In 2011, Wreck-It Ralph director Johnston, a classmate from Columbia, recruited Lee to come to Disney Animation to help with a draft of the comedy. She arrived in Los Angeles as the divorced mother of a 7-year-old, expecting to stay eight weeks. But leaders at the studio were so impressed by her abilities to shape a story and steer a team, they invited her to join the company’s story trust, the group of filmmakers who give feedback on projects in the works.
In March 2012, the studio added Lee to the writing team of Frozen, which was struggling with the characters inspired by the Hans Christian Andersen fairy tale “The Snow Queen.” Based on Lee’s contributions, particularly regarding the movie’s optimistic heroine, Anna, director Chris Buck asked her to join him as director, making her the first woman to helm a feature at the studio. Upon its release, Frozen became a juggernaut for Disney, earning the best animated feature Oscar, spawning a stage musical and an attraction at Epcot and making Lee the highest-grossing female director of all time until the release of Wonder Woman four years later.
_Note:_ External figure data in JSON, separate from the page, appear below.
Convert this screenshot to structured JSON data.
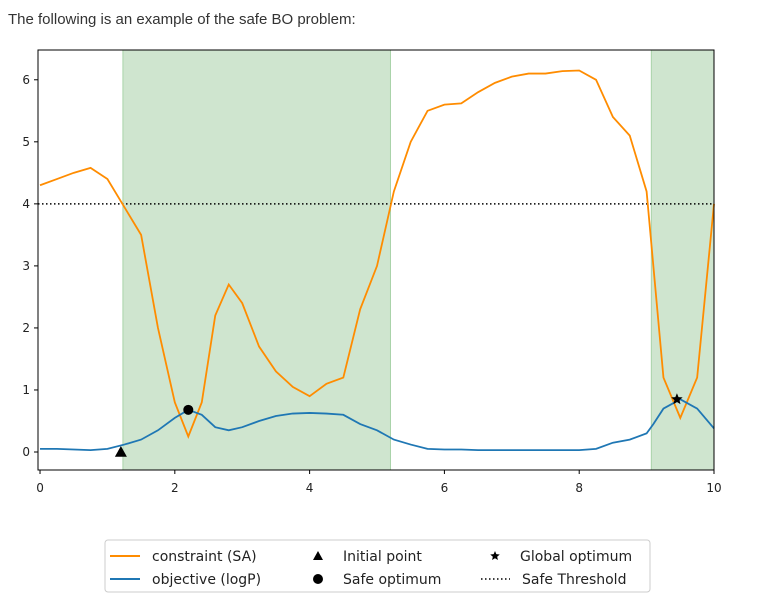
{
  "caption": "The following is an example of the safe BO problem:",
  "chart_data": {
    "type": "line",
    "x": [
      0,
      0.25,
      0.5,
      0.75,
      1,
      1.25,
      1.5,
      1.75,
      2,
      2.2,
      2.4,
      2.6,
      2.8,
      3,
      3.25,
      3.5,
      3.75,
      4,
      4.25,
      4.5,
      4.75,
      5,
      5.25,
      5.5,
      5.75,
      6,
      6.25,
      6.5,
      6.75,
      7,
      7.25,
      7.5,
      7.75,
      8,
      8.25,
      8.5,
      8.75,
      9,
      9.1,
      9.25,
      9.5,
      9.75,
      10
    ],
    "series": [
      {
        "name": "constraint (SA)",
        "color": "#ff8c00",
        "values": [
          4.3,
          4.4,
          4.5,
          4.58,
          4.4,
          3.95,
          3.5,
          2.0,
          0.8,
          0.25,
          0.8,
          2.2,
          2.7,
          2.4,
          1.7,
          1.3,
          1.05,
          0.9,
          1.1,
          1.2,
          2.3,
          3.0,
          4.2,
          5.0,
          5.5,
          5.6,
          5.62,
          5.8,
          5.95,
          6.05,
          6.1,
          6.1,
          6.14,
          6.15,
          6.0,
          5.4,
          5.1,
          4.2,
          3.0,
          1.2,
          0.55,
          1.2,
          4.0
        ]
      },
      {
        "name": "objective (logP)",
        "color": "#1f77b4",
        "values": [
          0.05,
          0.05,
          0.04,
          0.03,
          0.05,
          0.12,
          0.2,
          0.35,
          0.55,
          0.68,
          0.6,
          0.4,
          0.35,
          0.4,
          0.5,
          0.58,
          0.62,
          0.63,
          0.62,
          0.6,
          0.45,
          0.35,
          0.2,
          0.12,
          0.05,
          0.04,
          0.04,
          0.03,
          0.03,
          0.03,
          0.03,
          0.03,
          0.03,
          0.03,
          0.05,
          0.15,
          0.2,
          0.3,
          0.45,
          0.7,
          0.85,
          0.7,
          0.38
        ]
      }
    ],
    "markers": [
      {
        "name": "Initial point",
        "marker": "triangle",
        "x": 1.2,
        "y": 0
      },
      {
        "name": "Safe optimum",
        "marker": "circle",
        "x": 2.2,
        "y": 0.68
      },
      {
        "name": "Global optimum",
        "marker": "star",
        "x": 9.45,
        "y": 0.85
      }
    ],
    "threshold": {
      "name": "Safe Threshold",
      "value": 4,
      "color": "#000000"
    },
    "safe_regions": [
      [
        1.23,
        5.2
      ],
      [
        9.07,
        10
      ]
    ],
    "region_color": "#cfe5cf",
    "xlim": [
      -0.03,
      10
    ],
    "ylim": [
      -0.29,
      6.48
    ],
    "xticks": [
      0,
      2,
      4,
      6,
      8,
      10
    ],
    "yticks": [
      0,
      1,
      2,
      3,
      4,
      5,
      6
    ]
  }
}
“I didn’t experience the feeling of not having opportunity,” Lee says. “So many people across the industry did and felt that they could communicate with me, talking about the access they didn’t have or the feeling of being ignored in a room. There was this realization that, naively, I hadn’t experienced that. I never was afraid to speak my voice.” Lee wanted everyone who works for her to have that same feeling of acceptance at the studio. “And so I was like, ‘It has to be that way. It just has to, we have to change.’ I take that very seriously, because I sometimes have moments where I go, ‘How did I get through?’ “
In the years that followed, Lee began to climb at Disney, writing on Zootopia, directing Frozen 2 and contributing through the story trust. She also wrote the screenplay for Disney’s 2018 live-action adaptation of A Wrinkle in Time. “Jenn is someone who can drive the creative process not just as a storyteller herself but also in recognizing and fostering that spark in other storytellers,” says Bergman, now chairman of Disney Studios Content. “And she’s incredibly passionate about it.”
As Hollywood executive morning routines go, Lee’s is atypical in its focus not on company business, but on quiet thought: From 5 a.m. to 8 a.m., she asks her team to leave her alone to read scripts and work on her own writing.
“I tend to do my deepest creative work in the morning,” she says. “I like to get up at 5 with my scripts. I always say, ‘Send them at night. I don’t care. You can send them at midnight.’ I just know I’m going to read it with my coffee. I get up before the sun, and I sit, and I’ll work.”
Lee has a writing project of her own, though she won’t divulge any details about it. “What I love about the way Disney works is the CCOs are filmmakers,” she says. “The respect for the fact that we need to keep creating, that we are only good at our jobs if we are continuing to evolve as artists, was set from the beginning, and it is important to me.”